Shareholder resolutions filed at Southern Company by an advocacy group, As You Sow, and faith-based investor coalition, the Tri-State Coalition for Responsible Investment (“Tri-State CRI”) sent Southern Company’s Board and management a strong message: to reduce carbon asset risk and align its business with a “2 degrees” climate scenario, according to a press release.


Southern Company, which generates the third highest level of carbon dioxide of U.S. utilities, and uses the third highest level of coal, has been the subject of investor attention in recent years.


The shareholder resolutions received strong support from Southern Company investors:


One resolution, by As You Sow, would have required Southern Company to quantify and disclose its “carbon asset risk,” or the potential losses to shareholders from coal operations.


The resolution received preliminary results of 29 percent of shares voted in support, representing approximately 13 billion dollars in investor assets.


The Tri-State CRI resolution, filed by Sisters of Charity of St. Elizabeth, Sisters of St. Dominic of Caldwell, NJ, and nine institutions, requested that Southern Company disclose its strategy for aligning business operations with the internationally accepted goal of limiting global warming temperature increase to two degrees Celsius.


The resolution received 34 percent of shares voted in favor, representing approximately 15 billion dollars in investors’ assets.
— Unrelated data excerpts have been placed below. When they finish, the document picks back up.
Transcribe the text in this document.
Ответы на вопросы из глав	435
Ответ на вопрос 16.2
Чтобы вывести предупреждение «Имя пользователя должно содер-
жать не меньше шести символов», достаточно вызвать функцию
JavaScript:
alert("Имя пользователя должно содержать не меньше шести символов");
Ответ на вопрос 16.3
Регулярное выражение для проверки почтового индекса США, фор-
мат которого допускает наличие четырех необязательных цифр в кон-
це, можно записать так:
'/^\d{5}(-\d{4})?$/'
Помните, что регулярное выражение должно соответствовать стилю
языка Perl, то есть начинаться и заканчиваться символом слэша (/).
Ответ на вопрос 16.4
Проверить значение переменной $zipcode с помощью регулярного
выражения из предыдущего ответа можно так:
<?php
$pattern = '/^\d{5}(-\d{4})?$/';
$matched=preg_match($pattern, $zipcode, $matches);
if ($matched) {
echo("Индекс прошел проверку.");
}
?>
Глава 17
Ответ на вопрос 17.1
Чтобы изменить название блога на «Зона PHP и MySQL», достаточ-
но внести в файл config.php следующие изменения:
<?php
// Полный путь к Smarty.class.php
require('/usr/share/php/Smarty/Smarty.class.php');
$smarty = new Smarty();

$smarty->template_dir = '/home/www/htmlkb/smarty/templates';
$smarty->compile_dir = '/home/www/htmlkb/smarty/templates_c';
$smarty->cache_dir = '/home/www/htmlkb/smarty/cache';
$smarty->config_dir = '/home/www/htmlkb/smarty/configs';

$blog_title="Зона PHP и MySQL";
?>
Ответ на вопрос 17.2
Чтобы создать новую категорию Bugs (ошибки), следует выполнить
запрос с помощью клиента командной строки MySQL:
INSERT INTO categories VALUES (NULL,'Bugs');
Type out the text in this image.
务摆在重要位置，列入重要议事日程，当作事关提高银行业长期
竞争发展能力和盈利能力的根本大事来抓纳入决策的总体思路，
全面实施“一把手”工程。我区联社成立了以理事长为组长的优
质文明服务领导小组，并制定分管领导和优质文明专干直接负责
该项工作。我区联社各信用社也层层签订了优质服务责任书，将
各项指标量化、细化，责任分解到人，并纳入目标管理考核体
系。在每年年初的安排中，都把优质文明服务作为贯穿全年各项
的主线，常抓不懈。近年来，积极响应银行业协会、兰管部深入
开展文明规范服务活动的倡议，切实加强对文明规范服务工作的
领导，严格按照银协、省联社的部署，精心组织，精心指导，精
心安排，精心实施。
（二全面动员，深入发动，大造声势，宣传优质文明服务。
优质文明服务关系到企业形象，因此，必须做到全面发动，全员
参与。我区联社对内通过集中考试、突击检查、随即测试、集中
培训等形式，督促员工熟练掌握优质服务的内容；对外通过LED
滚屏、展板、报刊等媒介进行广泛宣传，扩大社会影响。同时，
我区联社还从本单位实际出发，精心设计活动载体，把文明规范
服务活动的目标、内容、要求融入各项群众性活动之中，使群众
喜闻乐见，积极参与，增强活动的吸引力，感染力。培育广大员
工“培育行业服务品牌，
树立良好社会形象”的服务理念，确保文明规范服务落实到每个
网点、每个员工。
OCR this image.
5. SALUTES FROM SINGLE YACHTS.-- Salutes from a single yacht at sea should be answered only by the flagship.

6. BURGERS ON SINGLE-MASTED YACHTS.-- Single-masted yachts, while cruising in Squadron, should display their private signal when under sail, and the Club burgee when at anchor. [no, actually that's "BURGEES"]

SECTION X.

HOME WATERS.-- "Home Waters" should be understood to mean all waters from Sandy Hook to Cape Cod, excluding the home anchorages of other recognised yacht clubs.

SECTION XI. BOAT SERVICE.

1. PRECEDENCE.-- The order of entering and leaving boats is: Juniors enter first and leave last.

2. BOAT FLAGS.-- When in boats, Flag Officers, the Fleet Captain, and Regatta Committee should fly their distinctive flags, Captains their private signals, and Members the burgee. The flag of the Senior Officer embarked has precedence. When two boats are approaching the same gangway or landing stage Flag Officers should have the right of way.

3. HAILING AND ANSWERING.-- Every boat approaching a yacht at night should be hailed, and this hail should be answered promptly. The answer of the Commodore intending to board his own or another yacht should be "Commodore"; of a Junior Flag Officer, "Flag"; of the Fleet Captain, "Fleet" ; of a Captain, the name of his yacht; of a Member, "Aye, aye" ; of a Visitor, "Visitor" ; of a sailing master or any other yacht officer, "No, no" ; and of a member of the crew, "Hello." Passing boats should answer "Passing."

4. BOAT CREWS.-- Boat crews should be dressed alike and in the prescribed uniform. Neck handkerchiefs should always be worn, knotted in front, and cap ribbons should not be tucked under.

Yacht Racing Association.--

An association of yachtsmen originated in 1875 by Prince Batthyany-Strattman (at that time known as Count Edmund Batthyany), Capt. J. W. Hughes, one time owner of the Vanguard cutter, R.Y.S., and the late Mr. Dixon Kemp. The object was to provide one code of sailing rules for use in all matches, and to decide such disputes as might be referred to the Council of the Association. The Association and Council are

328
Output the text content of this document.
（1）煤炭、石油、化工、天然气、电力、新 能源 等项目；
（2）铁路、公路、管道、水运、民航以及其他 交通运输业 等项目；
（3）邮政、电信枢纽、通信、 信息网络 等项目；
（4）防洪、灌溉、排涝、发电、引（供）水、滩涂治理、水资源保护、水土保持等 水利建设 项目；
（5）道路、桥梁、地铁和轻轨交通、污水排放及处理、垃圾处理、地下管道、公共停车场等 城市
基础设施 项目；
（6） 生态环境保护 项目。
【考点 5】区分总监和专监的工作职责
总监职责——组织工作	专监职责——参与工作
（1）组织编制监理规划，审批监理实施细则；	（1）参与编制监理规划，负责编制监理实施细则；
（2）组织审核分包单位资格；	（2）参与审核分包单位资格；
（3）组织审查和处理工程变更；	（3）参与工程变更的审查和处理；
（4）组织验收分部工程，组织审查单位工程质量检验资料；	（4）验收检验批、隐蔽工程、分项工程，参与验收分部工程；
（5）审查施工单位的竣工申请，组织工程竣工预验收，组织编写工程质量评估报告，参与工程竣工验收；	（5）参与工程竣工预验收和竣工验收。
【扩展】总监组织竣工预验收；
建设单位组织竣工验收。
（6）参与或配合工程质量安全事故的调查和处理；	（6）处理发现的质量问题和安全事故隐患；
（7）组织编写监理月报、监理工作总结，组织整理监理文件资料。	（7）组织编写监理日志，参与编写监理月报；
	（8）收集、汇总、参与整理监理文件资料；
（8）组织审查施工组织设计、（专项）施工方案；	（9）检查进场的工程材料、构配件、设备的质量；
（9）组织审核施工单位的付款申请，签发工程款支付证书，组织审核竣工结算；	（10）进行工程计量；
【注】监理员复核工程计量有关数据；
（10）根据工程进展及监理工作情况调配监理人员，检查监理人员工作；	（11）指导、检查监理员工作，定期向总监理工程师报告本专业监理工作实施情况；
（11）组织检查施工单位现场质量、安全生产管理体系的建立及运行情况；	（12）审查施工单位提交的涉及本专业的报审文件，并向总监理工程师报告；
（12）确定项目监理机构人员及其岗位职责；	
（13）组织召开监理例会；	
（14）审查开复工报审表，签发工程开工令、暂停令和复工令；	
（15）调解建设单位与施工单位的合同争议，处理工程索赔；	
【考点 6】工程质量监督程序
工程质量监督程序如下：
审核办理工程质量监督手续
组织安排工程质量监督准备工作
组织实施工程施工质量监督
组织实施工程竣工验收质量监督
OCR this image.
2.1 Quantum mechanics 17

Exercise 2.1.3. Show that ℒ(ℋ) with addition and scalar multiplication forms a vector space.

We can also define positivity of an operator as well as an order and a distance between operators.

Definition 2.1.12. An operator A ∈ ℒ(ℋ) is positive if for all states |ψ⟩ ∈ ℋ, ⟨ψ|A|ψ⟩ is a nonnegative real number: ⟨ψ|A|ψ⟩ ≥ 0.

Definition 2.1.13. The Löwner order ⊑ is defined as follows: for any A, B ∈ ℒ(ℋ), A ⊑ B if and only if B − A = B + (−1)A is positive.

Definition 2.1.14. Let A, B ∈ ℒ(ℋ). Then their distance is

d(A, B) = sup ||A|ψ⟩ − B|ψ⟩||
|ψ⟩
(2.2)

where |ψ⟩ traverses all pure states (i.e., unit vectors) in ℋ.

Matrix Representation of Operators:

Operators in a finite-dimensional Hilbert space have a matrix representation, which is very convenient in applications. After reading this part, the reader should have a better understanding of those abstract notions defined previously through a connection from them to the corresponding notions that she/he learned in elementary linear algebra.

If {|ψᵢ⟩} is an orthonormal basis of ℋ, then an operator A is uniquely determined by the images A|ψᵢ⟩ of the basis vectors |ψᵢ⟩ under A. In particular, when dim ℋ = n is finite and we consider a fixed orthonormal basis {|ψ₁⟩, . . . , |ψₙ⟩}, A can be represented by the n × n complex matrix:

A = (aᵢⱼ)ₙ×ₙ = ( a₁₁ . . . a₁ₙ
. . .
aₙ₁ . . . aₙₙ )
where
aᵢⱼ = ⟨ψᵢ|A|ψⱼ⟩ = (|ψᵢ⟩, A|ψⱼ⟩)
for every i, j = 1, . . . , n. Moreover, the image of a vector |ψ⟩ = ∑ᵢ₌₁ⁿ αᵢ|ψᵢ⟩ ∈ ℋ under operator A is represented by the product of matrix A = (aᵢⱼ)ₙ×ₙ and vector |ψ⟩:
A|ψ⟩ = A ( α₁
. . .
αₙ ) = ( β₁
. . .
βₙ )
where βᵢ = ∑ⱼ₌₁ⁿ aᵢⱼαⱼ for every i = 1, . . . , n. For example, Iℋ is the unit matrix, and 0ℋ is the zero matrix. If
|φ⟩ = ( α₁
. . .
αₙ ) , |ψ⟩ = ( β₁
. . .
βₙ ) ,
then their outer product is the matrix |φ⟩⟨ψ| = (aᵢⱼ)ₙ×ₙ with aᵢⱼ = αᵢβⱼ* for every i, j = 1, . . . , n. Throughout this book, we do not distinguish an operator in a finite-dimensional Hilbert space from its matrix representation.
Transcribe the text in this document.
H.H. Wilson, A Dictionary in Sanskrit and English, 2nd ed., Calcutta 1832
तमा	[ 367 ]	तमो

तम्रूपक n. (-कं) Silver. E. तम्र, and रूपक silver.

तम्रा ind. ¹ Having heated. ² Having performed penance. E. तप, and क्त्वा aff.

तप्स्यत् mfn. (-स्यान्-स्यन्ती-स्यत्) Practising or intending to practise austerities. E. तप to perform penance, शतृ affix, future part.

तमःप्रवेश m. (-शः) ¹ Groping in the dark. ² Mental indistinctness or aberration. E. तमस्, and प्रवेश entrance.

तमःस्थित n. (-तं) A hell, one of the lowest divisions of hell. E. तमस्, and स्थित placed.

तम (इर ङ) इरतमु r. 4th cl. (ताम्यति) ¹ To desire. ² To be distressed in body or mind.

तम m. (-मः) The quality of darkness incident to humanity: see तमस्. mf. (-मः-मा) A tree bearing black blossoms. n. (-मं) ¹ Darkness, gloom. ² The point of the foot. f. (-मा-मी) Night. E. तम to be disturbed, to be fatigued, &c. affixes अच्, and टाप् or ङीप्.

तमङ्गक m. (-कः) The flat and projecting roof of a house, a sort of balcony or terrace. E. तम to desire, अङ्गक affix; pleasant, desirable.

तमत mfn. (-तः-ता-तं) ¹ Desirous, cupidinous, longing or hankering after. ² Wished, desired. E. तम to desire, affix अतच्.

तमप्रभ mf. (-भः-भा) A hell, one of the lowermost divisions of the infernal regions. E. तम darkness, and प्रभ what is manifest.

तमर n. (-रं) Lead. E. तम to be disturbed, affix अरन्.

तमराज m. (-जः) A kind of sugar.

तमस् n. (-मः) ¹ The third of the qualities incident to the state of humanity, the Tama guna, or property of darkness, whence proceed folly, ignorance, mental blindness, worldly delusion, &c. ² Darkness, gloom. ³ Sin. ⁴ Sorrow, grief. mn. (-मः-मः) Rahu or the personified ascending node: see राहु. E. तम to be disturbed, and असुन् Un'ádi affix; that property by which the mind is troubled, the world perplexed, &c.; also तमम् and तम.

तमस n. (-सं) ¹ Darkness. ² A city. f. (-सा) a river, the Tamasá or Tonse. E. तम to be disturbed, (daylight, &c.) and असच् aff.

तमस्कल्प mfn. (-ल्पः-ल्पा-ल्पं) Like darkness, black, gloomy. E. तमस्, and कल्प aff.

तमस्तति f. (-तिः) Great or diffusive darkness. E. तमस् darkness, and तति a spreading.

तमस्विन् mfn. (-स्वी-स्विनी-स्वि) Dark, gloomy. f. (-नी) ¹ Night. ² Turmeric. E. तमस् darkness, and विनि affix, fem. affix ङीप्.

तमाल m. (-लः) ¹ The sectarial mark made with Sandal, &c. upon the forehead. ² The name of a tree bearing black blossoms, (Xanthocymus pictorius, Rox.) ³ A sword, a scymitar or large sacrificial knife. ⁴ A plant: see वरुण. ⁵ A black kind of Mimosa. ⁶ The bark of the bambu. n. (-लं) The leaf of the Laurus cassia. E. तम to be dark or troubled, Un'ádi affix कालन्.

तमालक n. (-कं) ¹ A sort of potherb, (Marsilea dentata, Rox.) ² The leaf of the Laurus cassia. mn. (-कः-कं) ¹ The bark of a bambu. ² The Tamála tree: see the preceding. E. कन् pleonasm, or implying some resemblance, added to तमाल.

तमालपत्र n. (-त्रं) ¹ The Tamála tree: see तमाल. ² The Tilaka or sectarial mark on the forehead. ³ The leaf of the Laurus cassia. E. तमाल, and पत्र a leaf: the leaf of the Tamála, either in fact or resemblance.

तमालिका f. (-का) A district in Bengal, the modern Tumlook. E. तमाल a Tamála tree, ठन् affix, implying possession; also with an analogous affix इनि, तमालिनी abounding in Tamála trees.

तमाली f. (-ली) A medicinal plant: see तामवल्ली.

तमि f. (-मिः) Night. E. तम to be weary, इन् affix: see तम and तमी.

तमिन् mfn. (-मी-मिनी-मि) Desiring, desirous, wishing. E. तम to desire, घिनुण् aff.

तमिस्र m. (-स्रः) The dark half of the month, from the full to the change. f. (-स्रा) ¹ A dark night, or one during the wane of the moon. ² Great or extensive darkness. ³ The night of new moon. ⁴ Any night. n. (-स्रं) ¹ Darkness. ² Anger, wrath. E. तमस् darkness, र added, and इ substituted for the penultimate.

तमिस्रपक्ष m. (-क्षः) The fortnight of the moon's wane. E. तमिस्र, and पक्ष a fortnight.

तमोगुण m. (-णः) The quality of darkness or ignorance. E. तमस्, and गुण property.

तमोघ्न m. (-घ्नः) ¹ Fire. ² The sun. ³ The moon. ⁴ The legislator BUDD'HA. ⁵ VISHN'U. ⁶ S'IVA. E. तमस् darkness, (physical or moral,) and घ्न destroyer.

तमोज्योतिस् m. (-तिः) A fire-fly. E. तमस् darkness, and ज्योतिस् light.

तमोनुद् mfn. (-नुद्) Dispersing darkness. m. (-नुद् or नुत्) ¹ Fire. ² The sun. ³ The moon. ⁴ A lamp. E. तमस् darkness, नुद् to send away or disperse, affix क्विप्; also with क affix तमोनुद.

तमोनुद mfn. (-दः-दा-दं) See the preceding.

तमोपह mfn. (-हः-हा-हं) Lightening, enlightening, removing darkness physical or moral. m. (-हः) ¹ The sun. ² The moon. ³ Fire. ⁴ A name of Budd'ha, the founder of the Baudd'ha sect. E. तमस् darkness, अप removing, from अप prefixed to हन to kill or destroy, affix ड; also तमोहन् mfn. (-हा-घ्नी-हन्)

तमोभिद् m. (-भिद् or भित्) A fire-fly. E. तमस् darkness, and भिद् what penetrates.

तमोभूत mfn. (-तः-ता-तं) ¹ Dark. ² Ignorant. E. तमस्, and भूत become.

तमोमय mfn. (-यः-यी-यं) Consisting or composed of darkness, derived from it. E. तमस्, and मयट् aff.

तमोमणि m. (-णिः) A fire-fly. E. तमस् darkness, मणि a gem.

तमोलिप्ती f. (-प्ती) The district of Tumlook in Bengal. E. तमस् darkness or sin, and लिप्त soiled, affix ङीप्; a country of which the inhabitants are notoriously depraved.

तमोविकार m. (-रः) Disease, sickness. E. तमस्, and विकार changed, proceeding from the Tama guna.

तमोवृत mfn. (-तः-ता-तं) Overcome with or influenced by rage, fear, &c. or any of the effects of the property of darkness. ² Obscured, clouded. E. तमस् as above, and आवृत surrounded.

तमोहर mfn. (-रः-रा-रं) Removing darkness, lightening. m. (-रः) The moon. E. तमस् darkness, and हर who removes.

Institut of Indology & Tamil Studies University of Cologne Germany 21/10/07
If the planet warms two degree Celsius above the average temperature from before people started burning fossil fuels, climatologist predict possible catastrophic consequences.


“We hope to see more reporting on how they [Southern Company] plan to align the business with the globally accepted target of limiting warming to two degrees and the current disclosure they have is not consistent with Paris [Global Climate Accord] goals,” Mary Beth Gallagher, Associate Director, Tri-State CRI, told Atlanta Progressive News.


“We want to send the signal from the investment community that the Company needs to evolve in response to changes in policy, changes in technology, changes in customer and investors expectations,” Gallagher said.


“The concern is that they are not evolving quickly enough or increasing their renewable energy generation enough, and still depending on a significant amount of coal and natural gas,” Gallagher continued.


“We are encouraging more investment in renewable energy, wind generation and distributed energy generation to diversity the energy portfolio away from coal and natural gas,” Gallagher said.


“We hope this strong shareholder vote also sends a signal to state regulators and policymakers to show that investors want the Company to have space to be more innovative and to increase new energy generation.  Southern Company needs to be working in collaboration with the regulators in that direction,” Gallagher said.